Cheb Mami tourne une page douloureuse
« Le passé, c’est le passé ! ». La prison, les années de disgrâce… Cheb Mami veut oublier tout cela et en parle difficilement. Sa seule envie aujourd’hui, retrouver son public. Son premier concert, le 17 juin à Mazagan Beach Resort, après sa sortie de prison en mars, est un test pour celui qu’on surnomme le prince du raï. Et le public était au rendez-vous.
-L’Economiste : Votre premier concert, après la prison, vous l’avez réservé pour les Marocains. Pour quoi ?
Cheb Mami : Au début, je pensais effectuer mon retour par un concert en Algérie. Mais à cause d’un petit retard dans la planification du festival Timgad en Algérie, qui est prévu pour le 4 juillet, cela n’a pas pu se faire. J’ai eu alors une proposition pour les Mazagan Nights et j’ai tout de suite accepté. De toute façon, qu’il s’agisse du Maroc, de l’Algérie ou de la Tunisie, pour moi c’est la même chose. Nous avons la même identité, la même culture.
-Avez-vous un calendrier chargé pour les prochains mois ?
-Généralement, je ne programme pas mon planning sur le long terme. Mais j’ai déjà des dates précises. Ainsi, au Maroc, je participerai aux festivals d’El Hoceima et d’Oujda -Raï- en juillet. J’ai aussi une représentation le 5 novembre au Zénith, à Paris, quatre concerts dans les pays Scandinaves et deux autres spectacles au Canada. Je peux dire que ma carrière reprend tout doucement.
-Avez-vous bénéficié du soutien d’artistes lors de vos difficultés judiciaires ?
-Pas du tout ! D’ailleurs je n’attendais rien. C’est surtout le public qui m’a soutenu ainsi que ma famille, surtout ma mère qui a été formidable. Mais, une chose est sure, je veux tourner définitivement cette page douloureuse et retrouver mon public, composer de nouveaux albums. Le passé est passé.

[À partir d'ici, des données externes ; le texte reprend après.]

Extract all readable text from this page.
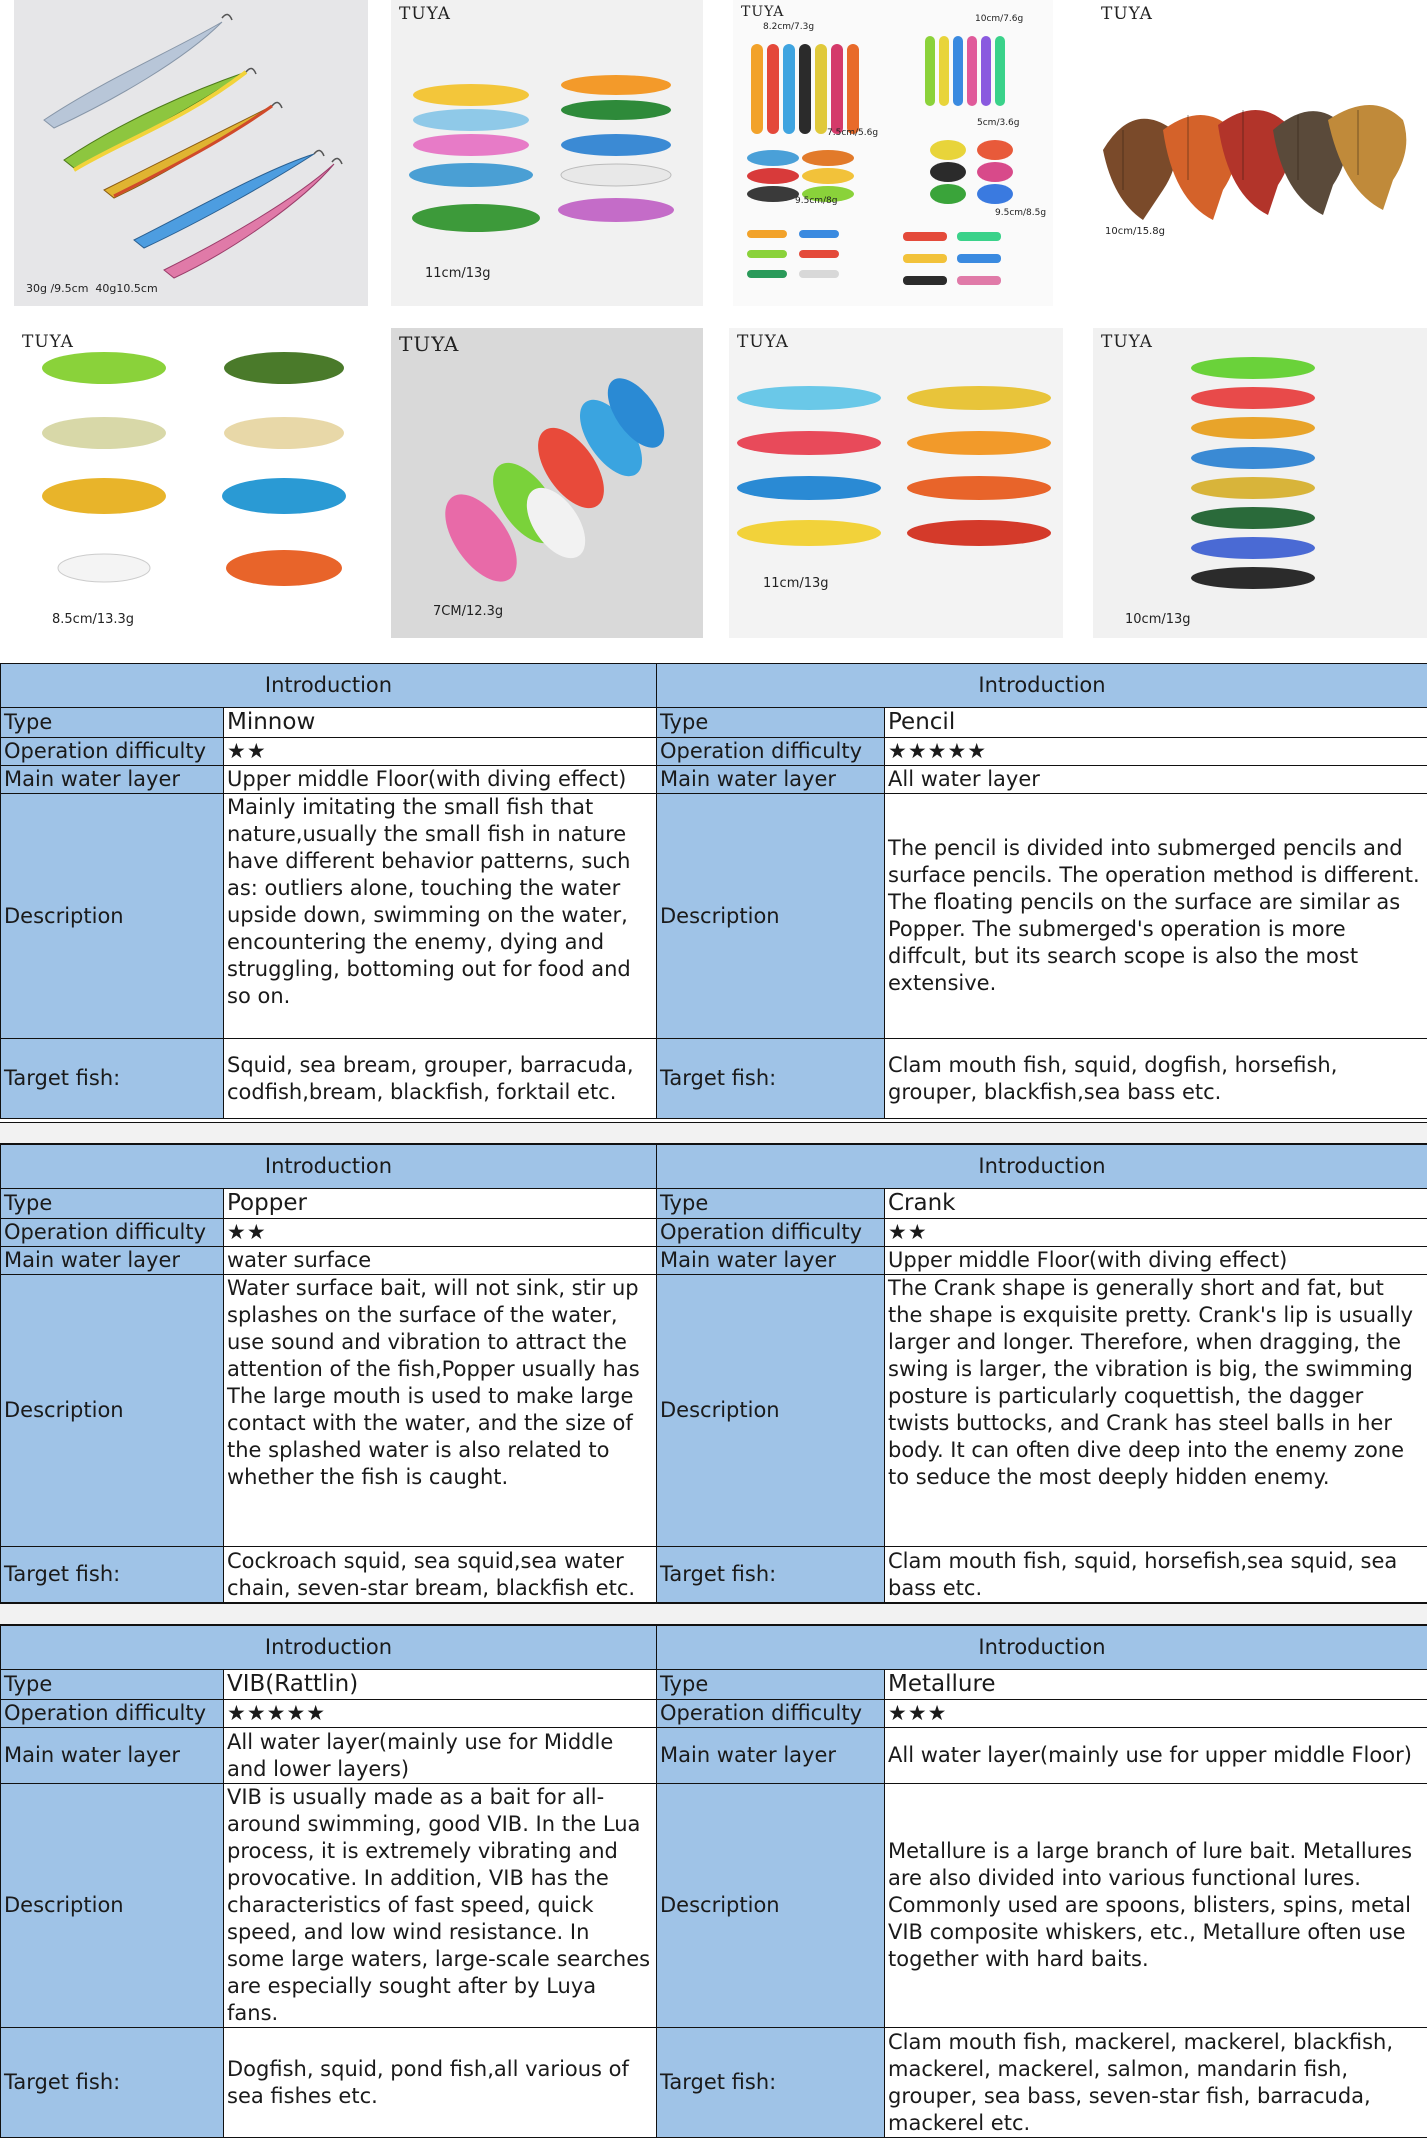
30g /9.5cm  40g10.5cm
TUYA
11cm/13g
TUYA
8.2cm/7.3g
10cm/7.6g
7.5cm/5.6g
5cm/3.6g
9.5cm/8g
9.5cm/8.5g
TUYA
10cm/15.8g
TUYA
8.5cm/13.3g
TUYA
7CM/12.3g
TUYA
11cm/13g
TUYA
10cm/13g
Introduction	
Type	Minnow
Operation difficulty	★★
Main water layer	Upper middle Floor(with diving effect)
Description	Mainly imitating the small fish that nature,usually the small fish in nature have different behavior patterns, such as: outliers alone, touching the water upside down, swimming on the water, encountering the enemy, dying and struggling, bottoming out for food and so on.
Target fish:	Squid, sea bream, grouper, barracuda, codfish,bream, blackfish, forktail etc.
Introduction	
Type	Pencil
Operation difficulty	★★★★★
Main water layer	All water layer
Description	The pencil is divided into submerged pencils and surface pencils. The operation method is different. The floating pencils on the surface are similar as Popper. The submerged's operation is more diffcult, but its search scope is also the most extensive.
Target fish:	Clam mouth fish, squid, dogfish, horsefish, grouper, blackfish,sea bass etc.
Introduction	
Type	Popper
Operation difficulty	★★
Main water layer	water surface
Description	Water surface bait, will not sink, stir up splashes on the surface of the water, use sound and vibration to attract the attention of the fish,Popper usually has The large mouth is used to make large contact with the water, and the size of the splashed water is also related to whether the fish is caught.
Target fish:	Cockroach squid, sea squid,sea water chain, seven-star bream, blackfish etc.
Introduction	
Type	Crank
Operation difficulty	★★
Main water layer	Upper middle Floor(with diving effect)
Description	The Crank shape is generally short and fat, but the shape is exquisite pretty. Crank's lip is usually larger and longer. Therefore, when dragging, the swing is larger, the vibration is big, the swimming posture is particularly coquettish, the dagger twists buttocks, and Crank has steel balls in her body. It can often dive deep into the enemy zone to seduce the most deeply hidden enemy.
Target fish:	Clam mouth fish, squid, horsefish,sea squid, sea bass etc.
Introduction	
Type	VIB(Rattlin)
Operation difficulty	★★★★★
Main water layer	All water layer(mainly use for Middle and lower layers)
Description	VIB is usually made as a bait for all-around swimming, good VIB. In the Lua process, it is extremely vibrating and provocative. In addition, VIB has the characteristics of fast speed, quick speed, and low wind resistance. In some large waters, large-scale searches are especially sought after by Luya fans.
Target fish:	Dogfish, squid, pond fish,all various of sea fishes etc.
Introduction	
Type	Metallure
Operation difficulty	★★★
Main water layer	All water layer(mainly use for upper middle Floor)
Description	Metallure is a large branch of lure bait. Metallures are also divided into various functional lures. Commonly used are spoons, blisters, spins, metal VIB composite whiskers, etc., Metallure often use together with hard baits.
Target fish:	Clam mouth fish, mackerel, mackerel, blackfish, mackerel, mackerel, salmon, mandarin fish, grouper, sea bass, seven-star fish, barracuda, mackerel etc.
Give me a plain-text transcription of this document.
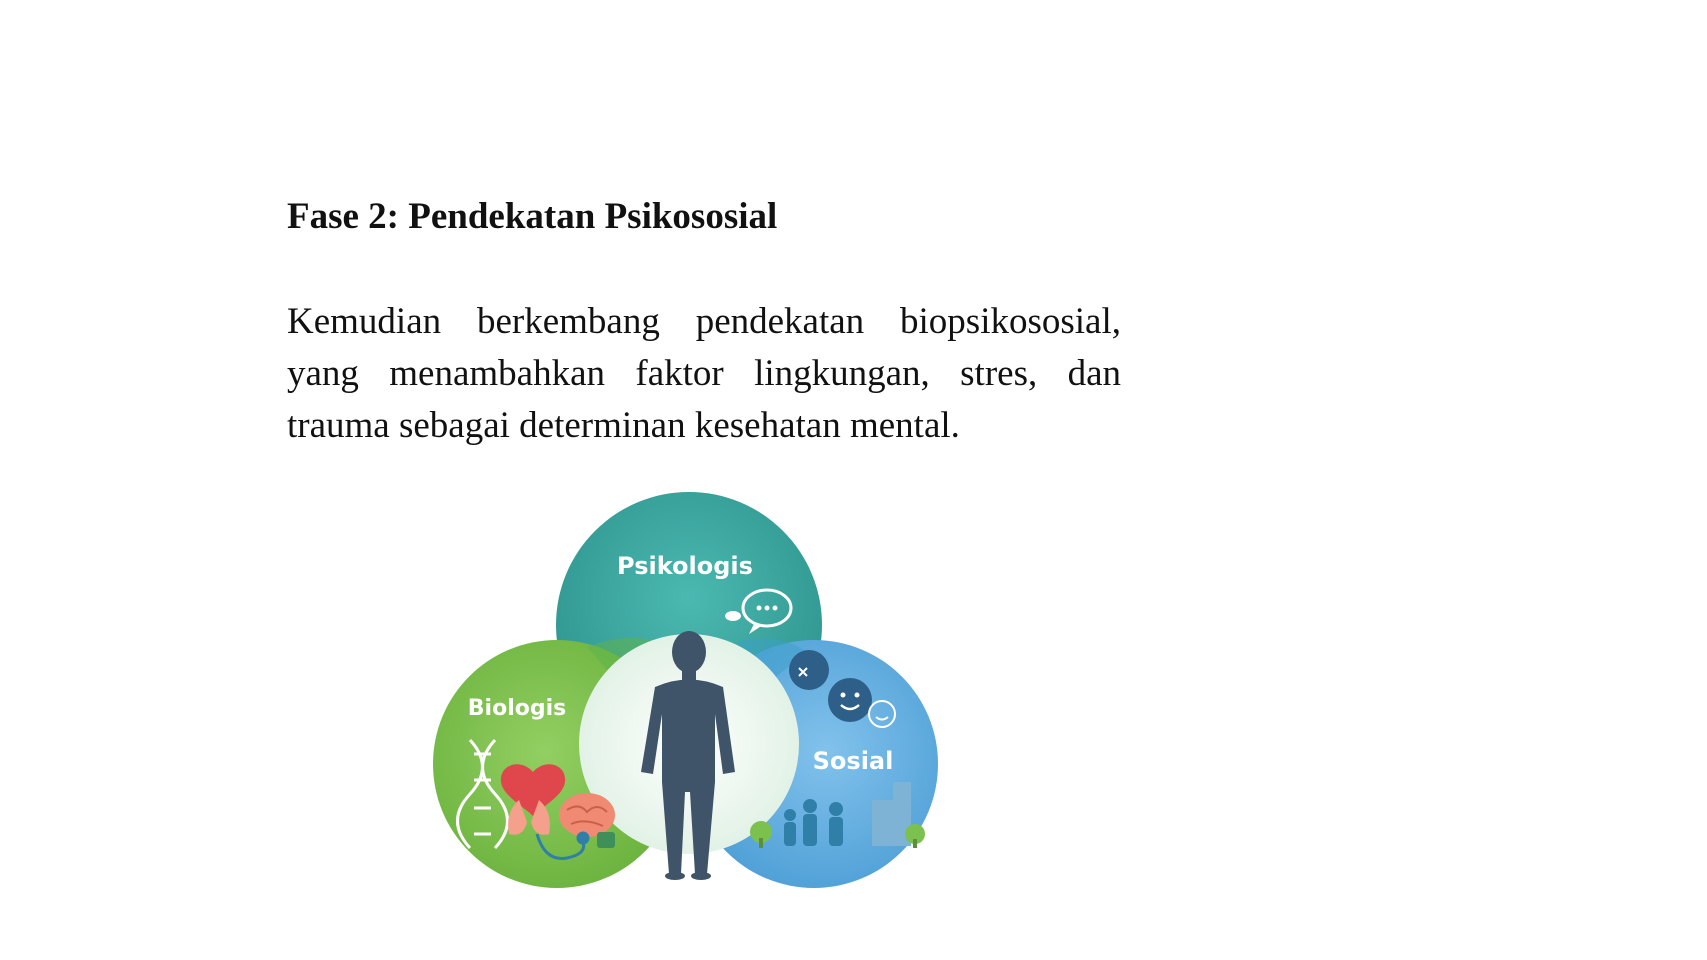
Fase 2: Pendekatan Psikososial

Kemudian berkembang pendekatan biopsikososial, yang menambahkan faktor lingkungan, stres, dan trauma sebagai determinan kesehatan mental.

Psikologis
Biologis
Sosial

-Justement, vous avez commencé à composer un album en prison. Est-il prêt ?
-Il est en cours de finalisation. Je le travaille dans mon studio à Oran. Il devrait sortir début 2012.
-Comment expliquez-vous le vide observé sur la scène du Raï ?
-Peut être c’est un manque d’inspiration… Auparavant, nous étions obligés de donner de la qualité pour nous aligner avec les anciens qui ont excellé dans ce domaine musical. Actuellement, il y a peu d’originalité et la relève me semble peu motivée. Dans la chanson, il faut toujours avoir un esprit de compétitivité. Ce qui manque aujourd’hui.
-Et vous, quelles sont vos sources d’inspiration ?
-Toutes sortes de musiques. Une belle mélodie reste meilleure, qu’elle soit arabe, chinoise, indienne ou autres.
Moi j’écoute tous les genres musicaux et je m’en inspire pour composer une nouvelle mélodie différente.
-Parmi vos chansons, quelle est celle que vous préférez ?
-C’est comme si vous demandiez à une mère quel est son enfant préféré. Mes chansons, ce sont mes bébés et je les aime toutes.
-Vous avez chanté avec des stars internationales. C’est ce qui fait votre particularité…
-Oui, peut être ! J’ai eu beaucoup de chance d’être sollicité par plusieurs grands artistes. Entres autres, Zucchero pour la chanson « Cosi Celeste », Sting ou Samira Said et bien d’autres. Ces duos ont eu beaucoup de succès et j’en suis fier. Pour mon prochain album, il y aura un nouveau duo.
-Où avez-vous fixé votre domicile, en France ou en Algérie ?
-Les artistes n’ont pas une résidence fixe. Je me sens bien partout, en France ou en Algérie, peu importe du moment que je fais quelque chose qui me plaît et que je suis entouré des gens que j’aime.